Friday, 26 Apr 2024

Thai girl died during a magical ritual of cleansing from defacement

news24xx


Thai girl died during a magical ritual of cleansing from defacementThai girl died during a magical ritual of cleansing from defacement

News24xx.com - Eighteen year old girl died during a magical ritual of purification from damage, which was carried out by unknown persons in Buddhist monastic clothes in a village in Chaiyaphum province in northeast Thailand.

During the ritual, "monks", whose sacred status is checked by local authorities and the monastic community, forced the girl to drink two large bowls of "consecrated water", after which she became ill and she lost consciousness. A few hours later, the victim died in the hospital, without regaining consciousness, writes the newspaper «Kom Chad Luek».

As the investigation found out, three “monks” a few weeks ago settled in an abandoned monastery near the village where the girl lived. A week ago, one of them convinced the girl’s parents that damage had been brought against her and that she needed a purification ceremony with the help of the blessed water that the “monks” produced in the monastery.

They offered this “consecrated water” to the villagers as a means to prolong life. On the wall of the garden house in the monastery, where there was a vessel with water, hung a sign: "One glass prolongs life for a year." They didn’t sell water directly, but, according to the monastic tradition, there was a box in the garden house for alms for the needs of the temple, where local people lowered money in gratitude for the “medicine” and for improving their own karma.

The investigation into the girl’s death began after the girl’s body was cremated.

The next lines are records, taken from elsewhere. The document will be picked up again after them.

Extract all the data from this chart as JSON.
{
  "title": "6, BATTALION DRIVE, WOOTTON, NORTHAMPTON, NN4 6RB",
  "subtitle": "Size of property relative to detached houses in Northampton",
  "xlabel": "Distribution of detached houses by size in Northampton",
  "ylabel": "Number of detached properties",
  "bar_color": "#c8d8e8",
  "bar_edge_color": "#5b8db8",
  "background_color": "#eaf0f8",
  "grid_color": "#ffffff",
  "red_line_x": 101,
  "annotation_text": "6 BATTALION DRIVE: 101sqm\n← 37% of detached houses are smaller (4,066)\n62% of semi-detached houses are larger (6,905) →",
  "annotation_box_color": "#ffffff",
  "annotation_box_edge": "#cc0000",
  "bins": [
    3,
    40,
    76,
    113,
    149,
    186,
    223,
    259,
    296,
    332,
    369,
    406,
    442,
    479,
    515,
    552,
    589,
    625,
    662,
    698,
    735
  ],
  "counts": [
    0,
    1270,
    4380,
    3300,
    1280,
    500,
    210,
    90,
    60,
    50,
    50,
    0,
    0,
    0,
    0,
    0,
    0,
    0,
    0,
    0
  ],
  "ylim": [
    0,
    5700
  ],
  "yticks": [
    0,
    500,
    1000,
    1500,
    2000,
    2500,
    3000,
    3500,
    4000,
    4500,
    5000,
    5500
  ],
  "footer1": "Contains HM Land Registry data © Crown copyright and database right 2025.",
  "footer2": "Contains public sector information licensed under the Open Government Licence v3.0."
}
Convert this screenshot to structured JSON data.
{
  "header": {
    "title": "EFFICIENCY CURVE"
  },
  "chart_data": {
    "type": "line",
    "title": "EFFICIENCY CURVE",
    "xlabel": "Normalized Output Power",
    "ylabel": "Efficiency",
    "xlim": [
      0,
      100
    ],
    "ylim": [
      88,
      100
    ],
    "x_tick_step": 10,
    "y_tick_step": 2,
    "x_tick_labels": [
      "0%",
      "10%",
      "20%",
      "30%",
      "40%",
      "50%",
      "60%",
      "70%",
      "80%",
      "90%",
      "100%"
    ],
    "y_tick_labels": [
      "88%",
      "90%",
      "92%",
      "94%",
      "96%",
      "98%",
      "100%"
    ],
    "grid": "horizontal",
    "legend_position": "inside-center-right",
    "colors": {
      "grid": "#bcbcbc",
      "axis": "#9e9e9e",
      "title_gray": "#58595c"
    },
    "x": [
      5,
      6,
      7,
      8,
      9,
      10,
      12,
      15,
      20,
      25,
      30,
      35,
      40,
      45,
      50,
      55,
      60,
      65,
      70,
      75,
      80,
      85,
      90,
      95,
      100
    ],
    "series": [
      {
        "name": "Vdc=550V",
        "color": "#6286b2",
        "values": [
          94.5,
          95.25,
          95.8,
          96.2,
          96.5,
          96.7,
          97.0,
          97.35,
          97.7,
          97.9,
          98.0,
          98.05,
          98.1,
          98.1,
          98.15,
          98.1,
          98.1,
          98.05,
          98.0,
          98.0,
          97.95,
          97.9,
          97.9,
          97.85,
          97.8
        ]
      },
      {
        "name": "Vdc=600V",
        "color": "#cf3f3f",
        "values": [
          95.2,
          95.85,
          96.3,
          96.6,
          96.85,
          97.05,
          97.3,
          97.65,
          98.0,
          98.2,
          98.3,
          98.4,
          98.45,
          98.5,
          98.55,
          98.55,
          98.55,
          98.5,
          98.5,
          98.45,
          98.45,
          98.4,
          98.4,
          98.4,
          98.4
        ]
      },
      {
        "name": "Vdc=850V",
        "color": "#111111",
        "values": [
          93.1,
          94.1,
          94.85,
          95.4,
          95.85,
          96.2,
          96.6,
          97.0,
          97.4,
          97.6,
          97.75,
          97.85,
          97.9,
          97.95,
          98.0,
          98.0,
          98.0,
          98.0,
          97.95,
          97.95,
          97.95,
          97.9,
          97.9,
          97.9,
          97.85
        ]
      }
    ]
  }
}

At the same time, the “monks” maintained contact with the parents of the deceased until the day of cremation and claimed that they would “take responsibility” for the death of their daughter. But the day after the burial they disappeared from the village and from the monastery, destroying all traces of the "consecrated water" and its production. Only then did the parents of the deceased turn to the police.

The police are looking for monks whose real names nobody knows yet. Their monastic names are not listed in the royal registry, which is maintained by the department of religious and educational affairs of the provincial administration. This still doesn’t prove that the “monks” were impostors, since thousands of monastic ordinations occur every day in Thailand and the administration doesn’t have time to process all the information. In addition, they could undergo an initiation ceremony in any of the 77 provinces of Thailand, so the police would have to check the entire national registry.

But the police, the provincial administration, and the leaders of the monastic community of Chaiyaphum Province have serious doubts that the three "fighters against  defacement" were indeed monks.